MARA Holdings, Inc. Q1 FY2026 Earnings Call
· Earnings call transcript and AI-powered summary
Overview and Strategic Highlights
- Q1 2026 marked a pivotal shift for MARA toward a digital infrastructure company focused on AI/HPC, sovereign AI, and Bitcoin mining as a foundation. Key moves included advancing the Starwood joint venture from announcement to execution, closing the majority acquisition of Exaion, retiring ~30% of convertible debt, and announcing the definitive agreement to acquire Long Ridge Energy & Power (post-quarter).
- Long Ridge acquisition adds 1,600 acres and a path to >1 GW total capacity (from existing 200 MW at Hannibal), including a 505 MW combined-cycle gas plant generating $144M annualized adjusted EBITDA (H2 2025) with 76% contracted capacity. Expected to increase owned/operated capacity by ~65% to ~2.2 GW upon closing (with expansion to 2.4 GW). Initial 200 MW AI build-out planned for construction start H1 2027, online mid-2028. Power cost ~$15/MWh; existing Bitcoin mining at Hannibal continues uninterrupted.

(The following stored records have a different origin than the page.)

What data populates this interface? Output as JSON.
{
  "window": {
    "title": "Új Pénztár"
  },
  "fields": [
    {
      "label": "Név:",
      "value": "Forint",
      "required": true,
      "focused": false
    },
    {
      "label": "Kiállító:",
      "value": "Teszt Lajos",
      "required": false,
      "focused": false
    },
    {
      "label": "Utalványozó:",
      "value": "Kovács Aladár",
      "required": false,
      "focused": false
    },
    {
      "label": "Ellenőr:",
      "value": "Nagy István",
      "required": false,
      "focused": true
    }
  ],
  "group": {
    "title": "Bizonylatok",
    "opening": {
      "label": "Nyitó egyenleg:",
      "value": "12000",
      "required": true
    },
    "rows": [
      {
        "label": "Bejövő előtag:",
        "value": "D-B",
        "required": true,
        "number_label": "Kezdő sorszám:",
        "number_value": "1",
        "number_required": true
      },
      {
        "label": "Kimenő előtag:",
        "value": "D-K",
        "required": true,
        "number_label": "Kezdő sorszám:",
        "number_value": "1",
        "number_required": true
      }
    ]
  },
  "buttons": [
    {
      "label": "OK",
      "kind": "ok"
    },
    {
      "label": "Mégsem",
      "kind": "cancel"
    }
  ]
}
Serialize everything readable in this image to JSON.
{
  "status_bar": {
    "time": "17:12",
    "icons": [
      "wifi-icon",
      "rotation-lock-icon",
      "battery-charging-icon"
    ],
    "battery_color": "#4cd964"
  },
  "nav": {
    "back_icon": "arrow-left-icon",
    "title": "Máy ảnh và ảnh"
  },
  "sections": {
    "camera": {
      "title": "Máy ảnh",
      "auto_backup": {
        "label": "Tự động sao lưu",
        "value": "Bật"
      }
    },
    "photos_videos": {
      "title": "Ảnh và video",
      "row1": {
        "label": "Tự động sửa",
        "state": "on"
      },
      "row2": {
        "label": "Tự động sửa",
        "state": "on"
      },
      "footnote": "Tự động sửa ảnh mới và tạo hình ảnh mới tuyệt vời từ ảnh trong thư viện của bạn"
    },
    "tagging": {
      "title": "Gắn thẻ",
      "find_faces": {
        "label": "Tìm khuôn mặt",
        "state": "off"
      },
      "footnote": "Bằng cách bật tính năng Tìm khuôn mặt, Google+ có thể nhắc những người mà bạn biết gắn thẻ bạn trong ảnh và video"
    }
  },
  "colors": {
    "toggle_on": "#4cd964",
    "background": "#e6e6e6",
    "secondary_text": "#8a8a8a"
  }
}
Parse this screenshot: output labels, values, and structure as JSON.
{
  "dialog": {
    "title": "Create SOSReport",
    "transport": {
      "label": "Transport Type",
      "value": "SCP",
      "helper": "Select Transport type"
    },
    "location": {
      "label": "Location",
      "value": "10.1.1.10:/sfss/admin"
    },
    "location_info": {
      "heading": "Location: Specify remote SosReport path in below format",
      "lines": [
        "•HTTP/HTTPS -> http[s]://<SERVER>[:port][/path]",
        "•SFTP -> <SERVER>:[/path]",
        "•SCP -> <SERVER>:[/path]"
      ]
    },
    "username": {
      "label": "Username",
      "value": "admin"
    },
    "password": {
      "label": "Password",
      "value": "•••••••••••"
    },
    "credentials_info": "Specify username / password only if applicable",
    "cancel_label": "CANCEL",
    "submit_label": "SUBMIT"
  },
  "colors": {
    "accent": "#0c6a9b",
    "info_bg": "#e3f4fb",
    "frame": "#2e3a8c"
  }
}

- Starwood JV provides capital-efficient monetization of powered sites (MARA receives equity credit for contributed land/power/interconnection value). Structure targets 9-15% yield on cost; example 200 MW project could yield $50-100M net annualized stabilized cash flow with minimal incremental equity. Multiple tenant discussions active across 90% of sites; first leases targeted by year-end 2026. Starwood brings 7+ GW data center development experience.